Reticular Formation versus Control Center – While traditional neurotheology has started at the bottom of the brain with the RAS/RA where the brain’s value systems originate, Life Model neurotheology has a greater focus on the Control Center at the top of the brain’s hierarchy. Because the Life Model concept of synchronization greatly simplifies subjects from consciousness to sin, it allows us to envision a spiritual interaction with the physical world everywhere in the brain/body at once rather than looking for the intersection of brain and mind. This is not to deny the importance of the brain’s value systems because, unlike the control centers hierarchical progression, value systems impact all the related brain regions at once. These value systems, addressed in the work of Giulio Tononi, activate everything from genes to brain chemistry as well as being the clocks and event markers for the system.

The assumption is made by most neurotheologians and mind/brain dualists that the mind is already fully human from the start. There is no doubt that the same cannot be said for the control center. The control center must be shaped, trained, stimulated, strained and nurtured to produce earned maturity or a working identity. (The science related to the control center function and development is laid out best by Dr. Allan Schore.) It is precisely this training and shaping of maturity and identity that is the focus of most applied theology. In addition, the control center provides explanations for how we develop and use mutual-brain states with our group identity as well as our individual identities. Rather than answer the question of what your mind will do if your brain is gone, the Life Model seeks to answer what the mind of God had planned for the development of the brain you have so that you might thrive and suffer well when that was your condition.

The old prospector’s mule

You will not have to look far on the Internet to find another school of neurotheology. This is a group that collects bits of neuroscience, quotes from famous doctors, stacks of research findings that happen to support whatever view or method they are using. These quotes and “proofs” hang all over their material like the tools and supplies on an old prospector’s mule. They are hanging there because they are useful to make a point sound convincing and not because they have any relationship to the study hanging next to them. These prospectors usually have the map to some buried gold mine that the rest of science and medicine have refused to accept because it is too far ahead of its time. If they are good at it you will find some quantum physics hanging on the mule as well. As often as not, this lost mine is known by the prospector to be God’s gift to the planet.

The problem with results and explanations

People who stumble across something that works, particularly something that works surprisingly well, are driven to find spiritual, scientific, theological and philosophical answers to why and how their discovery works.

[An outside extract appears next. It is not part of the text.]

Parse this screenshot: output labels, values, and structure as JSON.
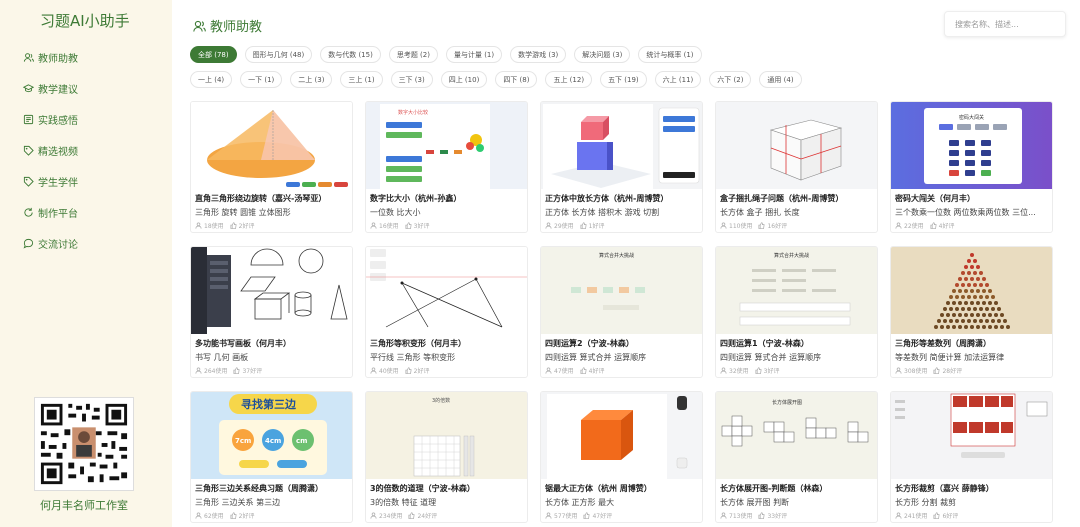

While discovering something wonderful will certainly get us fascinated about it there is no reason to believe that those who make discoveries are any better than others at figuring out why their discovery works. Some wonderful discoveries get overlooked because the person who made the discovery provided such a whimsical explanation that no one took them seriously. Other times, people have been convinced by a demonstration and ended up believing the story they got with it.  We should not assume that something is not real just because the person who found it called it the wrong thing and explained it the wrong way. We should also not simply accept that someone who can demonstrate reliable results has a reliable explanation for those results.

 

Welcome to neurotheology. Let us see if what we know about God, body, brain, family, development and being human will fit together. We hope you enjoy this part of the Life Model.